I saw Elixir in the charming Edwardian surroundings of the Bingham Hall, Cirencester - appropriate too, for the colourful set and costumes place the opera just before 1914. The Bingham has a lively accoustic, however, and the spirited chorus could have done with spitting out their consonents a little more rigorously on opening night. But this was a blip in a very entertaining production.

Giles Woodforde



Love story will leave you feeling good

The Elixir of Love is a comedy that actually makes people laugh. The plot centres around the apparently hopeless love of Nemorino, a wimpish and guileless servant, for his haughty and flirtatious employer, Adina. When Adina decides to bestow her favours on the womanising Sergeant Belcore, Nemorino is mortified. He finds unlikely succour in a 'love potion' provided by the travelling charlatan, Dr Dulcamara. The potion is, in fact, the Italian plonk, Lambrusco, but it seems to Nemorino that it has enabled him to win Adina's heart. So all ends happily. The lovers look forward to marital bliss, Belcore goes off to look for other women, Duncamara goes off to look for other fools and the audience goes off with a large dose of 'the feel good factor'.

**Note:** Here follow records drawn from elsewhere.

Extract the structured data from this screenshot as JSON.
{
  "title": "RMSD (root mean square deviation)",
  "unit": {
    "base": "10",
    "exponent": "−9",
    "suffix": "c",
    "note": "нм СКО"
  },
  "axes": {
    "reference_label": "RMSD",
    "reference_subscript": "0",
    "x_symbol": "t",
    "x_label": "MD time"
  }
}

But the feel good factor was also produced by yet another sumptuous Bel Canto production as the company turned this alleged Lambrusco of the operatic world into a vintage of the highest quality. As with all recent Bel Canto productions, four professionals were drafted in to play the principals who are carefully delineated and revolve round the moral centre point of effete goodness that is Nemorino - Adina the flighty and faithless female, Belcore the womanising sergeant and Dulcamara, the duplicitous, self-seeking charlatan. The singers, who are all on the threshold of their careers, realised the comic tensions in the relationships with great skill and conviction.

Amanda Boyd Bailey as Adina was spellbinding. Her beautiful clear soprano voice and commanding stage presence underlined the impression made during her Bel Canto debut as Martha in 2002. Stephen Wells, who also made a triumphant debut in Martha, was superb as Dr Dulcamara, his acting talents complementing his rich baritone as it effortlessly - and audibly - delivered Tom Boyd's lyrics. The naïve and inadequate Nemorino was played by Philip O'Brien, though there was nothing inadequate about his performance. His beautiful tenor harmonised perfectly with Miss Boyd Bailey and his rendering of the opera's best known aria, A Furtive Tear, was the highlight of a production that was full of highlights. Paul Sheehan as Belcore provided another counterpoint to Nemorino, his powerful voice and expansive presence dominating whenever he was on stage, and Pippa Meekings made a lithe and convincing sorcerer's apprentice. Special mention must go to Sue Black who has moved from lead roles to supporting roles, to choral roles to backstage roles. From scene stealer to scene shifter, Sue is a real team player.

The choral work was as ever melodic, the choreography lively and imaginative, the set colourful and Tom Boyd's lyrics witty and inventive. Under Tom's stage direction and William Bell's musical direction, Elixir was, in several people's opinion, the best Bel Canto production yet. As I maintained after several of their recent productions that they would find it difficult to get any better, this is some compliment.